In our recent trip to Turkey, we visited Cappadocia, in the very center of the country. Cappadocia is mentioned twice in the bible, as one of the groups of god-fearing Jews in Jerusalem at Pentecost and as one of the groups of dispersed Christians addressed in the first letter of Peter. St. Paul is said to have conducted several missionary trips here. This is where in the 4th century the foundations of our Catholic faith were thought through with such intellectual men as Basil the Great, and Gregory of Nazienzen; and St. Gregory of Nyssa.

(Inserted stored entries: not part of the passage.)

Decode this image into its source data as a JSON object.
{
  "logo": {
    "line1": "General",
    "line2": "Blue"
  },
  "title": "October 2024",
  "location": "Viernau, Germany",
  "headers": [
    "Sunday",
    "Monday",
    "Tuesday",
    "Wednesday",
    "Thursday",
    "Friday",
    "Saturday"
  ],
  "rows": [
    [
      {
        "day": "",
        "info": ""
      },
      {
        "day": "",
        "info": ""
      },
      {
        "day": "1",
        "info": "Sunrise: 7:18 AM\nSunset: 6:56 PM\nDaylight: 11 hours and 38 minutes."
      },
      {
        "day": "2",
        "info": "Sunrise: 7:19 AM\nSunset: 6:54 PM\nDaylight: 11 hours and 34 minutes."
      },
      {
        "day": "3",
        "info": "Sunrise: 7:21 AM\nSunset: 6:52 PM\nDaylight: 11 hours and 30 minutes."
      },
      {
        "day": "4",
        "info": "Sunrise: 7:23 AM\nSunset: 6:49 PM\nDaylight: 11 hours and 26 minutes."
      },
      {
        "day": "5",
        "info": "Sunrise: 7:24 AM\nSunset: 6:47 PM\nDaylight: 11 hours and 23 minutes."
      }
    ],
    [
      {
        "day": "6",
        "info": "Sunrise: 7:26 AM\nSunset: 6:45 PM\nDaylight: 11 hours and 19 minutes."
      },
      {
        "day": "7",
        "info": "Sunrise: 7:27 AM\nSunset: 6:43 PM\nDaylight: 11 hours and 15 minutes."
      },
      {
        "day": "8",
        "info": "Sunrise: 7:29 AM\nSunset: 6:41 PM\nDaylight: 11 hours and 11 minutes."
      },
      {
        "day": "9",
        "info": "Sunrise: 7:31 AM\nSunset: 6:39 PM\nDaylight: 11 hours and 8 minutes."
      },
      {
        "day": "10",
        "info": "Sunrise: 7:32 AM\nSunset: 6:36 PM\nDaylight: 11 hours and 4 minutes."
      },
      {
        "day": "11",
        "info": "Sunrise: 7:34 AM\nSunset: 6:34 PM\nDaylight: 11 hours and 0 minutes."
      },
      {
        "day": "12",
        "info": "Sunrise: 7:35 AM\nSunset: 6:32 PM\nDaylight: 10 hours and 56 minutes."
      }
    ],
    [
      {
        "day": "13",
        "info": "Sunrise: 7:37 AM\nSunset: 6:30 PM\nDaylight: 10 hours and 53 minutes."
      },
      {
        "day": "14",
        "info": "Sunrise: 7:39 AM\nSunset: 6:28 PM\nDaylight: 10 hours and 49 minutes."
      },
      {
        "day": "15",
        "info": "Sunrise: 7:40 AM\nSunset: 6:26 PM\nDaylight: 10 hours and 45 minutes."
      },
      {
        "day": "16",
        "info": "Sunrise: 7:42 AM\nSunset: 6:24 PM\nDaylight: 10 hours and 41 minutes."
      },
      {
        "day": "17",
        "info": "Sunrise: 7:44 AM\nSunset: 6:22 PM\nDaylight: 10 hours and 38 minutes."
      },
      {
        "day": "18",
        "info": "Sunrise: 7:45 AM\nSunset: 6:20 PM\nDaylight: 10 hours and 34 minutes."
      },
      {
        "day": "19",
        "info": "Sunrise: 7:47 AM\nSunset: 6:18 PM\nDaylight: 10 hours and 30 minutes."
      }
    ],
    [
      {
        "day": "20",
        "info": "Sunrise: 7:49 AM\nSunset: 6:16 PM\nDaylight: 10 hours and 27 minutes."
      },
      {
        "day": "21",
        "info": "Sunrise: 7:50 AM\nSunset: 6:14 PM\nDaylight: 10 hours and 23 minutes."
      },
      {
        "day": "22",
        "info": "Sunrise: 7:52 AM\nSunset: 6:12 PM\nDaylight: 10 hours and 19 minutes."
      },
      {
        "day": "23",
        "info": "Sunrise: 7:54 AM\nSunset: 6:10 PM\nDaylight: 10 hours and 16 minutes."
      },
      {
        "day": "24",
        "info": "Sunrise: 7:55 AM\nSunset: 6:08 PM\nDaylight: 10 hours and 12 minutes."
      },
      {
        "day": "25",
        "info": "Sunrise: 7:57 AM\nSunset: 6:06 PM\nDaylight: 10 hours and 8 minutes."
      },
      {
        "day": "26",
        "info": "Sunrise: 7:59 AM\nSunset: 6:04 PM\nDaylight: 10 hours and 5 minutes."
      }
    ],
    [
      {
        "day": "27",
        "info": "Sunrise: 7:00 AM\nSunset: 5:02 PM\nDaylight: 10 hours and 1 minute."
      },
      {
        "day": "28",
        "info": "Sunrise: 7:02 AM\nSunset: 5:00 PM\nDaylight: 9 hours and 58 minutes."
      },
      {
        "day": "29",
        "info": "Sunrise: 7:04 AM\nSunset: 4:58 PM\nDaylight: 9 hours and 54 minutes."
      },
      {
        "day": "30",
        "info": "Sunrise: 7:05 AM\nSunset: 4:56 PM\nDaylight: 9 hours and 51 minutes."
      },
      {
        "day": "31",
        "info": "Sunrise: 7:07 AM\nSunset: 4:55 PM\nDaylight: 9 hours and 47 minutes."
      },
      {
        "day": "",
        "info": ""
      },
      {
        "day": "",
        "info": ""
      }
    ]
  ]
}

There was a pagan whose name was Gregory, who was exiled from Armenia and came to faith in Cappadocia, and returned as a missionary to Armenia. He converted the king of Armenia to Christianity, and the saint is known as St Gregory the Illuminator.
St. Basil is responsible for the third part of our creed about the Holy Spirit at the Council of Constantinople in 381: “I believe in the Holy Spirit…” Basil of Caesarea tempered the eccentricities of early Syriac monasticism and wrote a monastic rule. He did for monasticism in the East what Benedict did for the West a few centuries later.
We celebrated mass in a rock-cut cave church of over 1000 years old, a place where Mass had not been celebrated for over 800 years until just recently. Today very few Christians live in Turkey, a predominantly Muslim country. Yet 1000 years ago, it was a thriving Catholic Christian culture. And today we still live that legacy here at Saint Benedict. Who knows, maybe in 600 years, there will be no Christianity in the United States. However, the faith will still manifest itself in another location with an even greater vibrancy.
On November 24th, the close of the Year of Faith, Pope Francis in his homily said, “Christ is the centre of the history of the human race and of every man and woman. To him we can bring the joys and the hopes, the sorrows and troubles which are part of our lives. When Jesus is the centre, light shines even amid the darkest times of our lives; he gives us hope, as he does to the good thief in today’s Gospel [Lk 23:43].”
No matter what is going on in the world, and no matter what occupies our time from day to day, Advent should be ablaze with hope, for we follow the light that “shines in the darkness, and the darkness has not overcome it. [John 1:5].”